In October of 2010 Ruddy Encarnacion felt unlucky to only get a draw against Jean Pierre Bauwens, so he believed he had unfinished business in the long-awaited rematch on Friday night, December 1, with the vacant World Boxing Federation (WBF) Intercontinental Lightweight title on the line.
Once again the Spain-based Dominican War-Horse travelled to his opponents back-yard, as the second go-around took place at the same venue as the original encounter, the Topsporthal Vlanderen in Ghent, Belgium.
A loud and enthusiastic crowd did their part to push the local hero to victory, but to no avail.
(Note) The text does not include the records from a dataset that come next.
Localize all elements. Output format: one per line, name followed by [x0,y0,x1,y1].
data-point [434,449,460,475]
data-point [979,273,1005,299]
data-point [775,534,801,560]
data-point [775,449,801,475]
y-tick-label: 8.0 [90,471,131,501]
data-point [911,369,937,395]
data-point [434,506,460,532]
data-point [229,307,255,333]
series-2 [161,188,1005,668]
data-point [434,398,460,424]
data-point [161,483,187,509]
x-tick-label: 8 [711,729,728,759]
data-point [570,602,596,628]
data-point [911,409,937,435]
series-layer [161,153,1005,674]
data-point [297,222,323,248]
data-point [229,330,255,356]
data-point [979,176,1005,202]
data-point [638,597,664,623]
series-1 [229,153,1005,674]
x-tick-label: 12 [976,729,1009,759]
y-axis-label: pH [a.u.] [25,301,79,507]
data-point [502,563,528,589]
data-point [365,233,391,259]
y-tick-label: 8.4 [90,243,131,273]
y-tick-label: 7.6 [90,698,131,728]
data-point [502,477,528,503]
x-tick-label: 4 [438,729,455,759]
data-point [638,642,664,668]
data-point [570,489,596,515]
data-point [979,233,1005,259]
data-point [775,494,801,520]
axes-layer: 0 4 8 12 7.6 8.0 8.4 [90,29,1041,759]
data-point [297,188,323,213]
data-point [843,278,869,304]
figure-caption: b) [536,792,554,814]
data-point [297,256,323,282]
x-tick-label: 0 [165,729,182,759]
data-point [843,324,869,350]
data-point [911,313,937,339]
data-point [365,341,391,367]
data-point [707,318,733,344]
In a clash of former European Union Champions, Encarnacion was the more active and accurate puncher of the two, hell-bend to do everything in his power to get the victory this time.
After twelve entertaining rounds of boxing, the visitor got the unanimous decision as judges Jean-Marcel Nartz and Philippe Wouters scored the fight 116-112, while judge Mufadel Elghazaoui had it slightly closer at 116-113. Referee was Brahim Ait Aadi.
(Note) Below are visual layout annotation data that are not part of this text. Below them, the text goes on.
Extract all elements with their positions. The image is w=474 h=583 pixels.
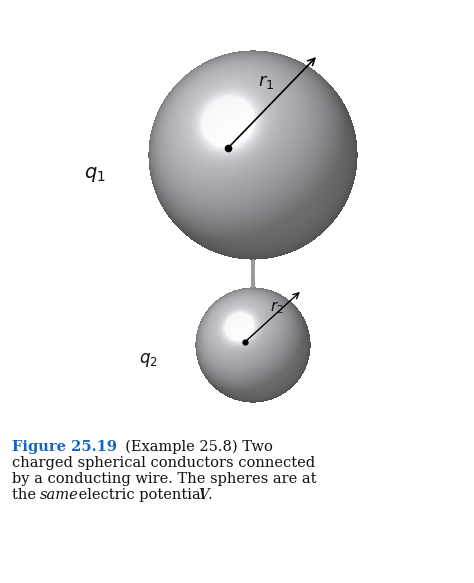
Text: $r_1$: $r_1$	[258, 73, 274, 91]
Text: electric potential: electric potential	[74, 488, 210, 502]
Text: by a conducting wire. The spheres are at: by a conducting wire. The spheres are at	[12, 472, 317, 486]
Text: charged spherical conductors connected: charged spherical conductors connected	[12, 456, 315, 470]
Text: the: the	[12, 488, 41, 502]
Text: (Example 25.8) Two: (Example 25.8) Two	[116, 440, 273, 454]
Text: .: .	[208, 488, 213, 502]
Text: $q_1$: $q_1$	[84, 166, 106, 184]
Text: Figure 25.19: Figure 25.19	[12, 440, 117, 454]
Text: same: same	[40, 488, 79, 502]
Text: $q_2$: $q_2$	[138, 351, 157, 369]
Text: V: V	[198, 488, 209, 502]
Text: $r_2$: $r_2$	[270, 300, 284, 317]
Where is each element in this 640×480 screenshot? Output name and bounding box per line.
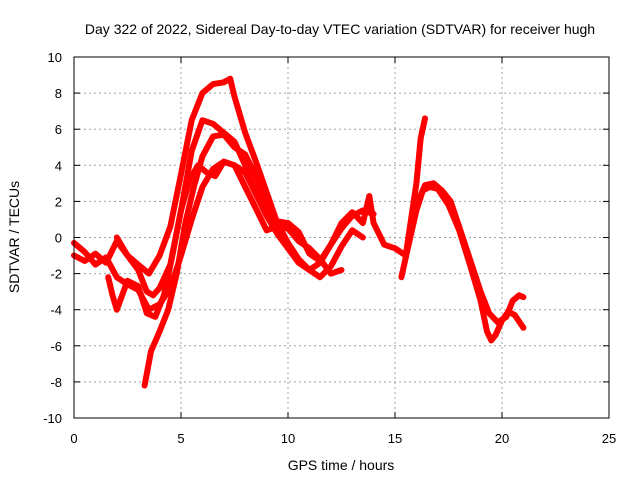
y-tick-label: 8 bbox=[55, 86, 62, 101]
y-tick-label: 2 bbox=[55, 194, 62, 209]
series-line-5 bbox=[105, 158, 291, 320]
x-tick-label: 15 bbox=[388, 431, 402, 446]
y-tick-label: 6 bbox=[55, 122, 62, 137]
y-tick-label: -4 bbox=[50, 303, 62, 318]
y-tick-label: -10 bbox=[43, 411, 62, 426]
series-line-7 bbox=[413, 180, 527, 326]
series-group bbox=[71, 75, 527, 389]
x-tick-label: 25 bbox=[602, 431, 616, 446]
y-tick-label: 0 bbox=[55, 231, 62, 246]
y-tick-labels: -10 -8 -6 -4 -2 0 2 4 6 8 10 bbox=[43, 50, 62, 426]
x-tick-labels: 0 5 10 15 20 25 bbox=[70, 431, 616, 446]
x-axis-title: GPS time / hours bbox=[288, 457, 395, 473]
chart-title: Day 322 of 2022, Sidereal Day-to-day VTE… bbox=[85, 21, 595, 37]
y-tick-label: -8 bbox=[50, 375, 62, 390]
y-tick-label: 4 bbox=[55, 158, 62, 173]
x-tick-label: 10 bbox=[281, 431, 295, 446]
y-tick-label: -6 bbox=[50, 339, 62, 354]
axis-ticks bbox=[73, 56, 610, 419]
y-tick-label: 10 bbox=[48, 50, 62, 65]
series-line-4 bbox=[141, 131, 377, 389]
y-tick-label: -2 bbox=[50, 267, 62, 282]
x-tick-label: 0 bbox=[70, 431, 77, 446]
x-tick-label: 5 bbox=[177, 431, 184, 446]
series-line-3 bbox=[113, 75, 428, 277]
grid-lines bbox=[74, 57, 609, 418]
x-tick-label: 20 bbox=[495, 431, 509, 446]
y-axis-title: SDTVAR / TECUs bbox=[6, 181, 22, 293]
38-year-old Encarnacion, now 38-26-4 (18), has taken every challenge put in front of his since turning professional in 1999. He only won two of his first ten outings, but has since been an example that losing fights doesn’t necessarily mean the end of the road.
Some would call him a gate-keeper, some might label him as a journeyman, but whatever the description he is a quality fighter, and Encarnacion has achieved more than most in winning Spanish, European Union and WBF Intercontinental championships.
Jean Pierre Bauwens, also something of a veteran despite being only twenty-nine, drops to 42-5-2 (24). Naturally very disappointed in the outcome against Encarnacion, he is still young enough to regroup and make another run.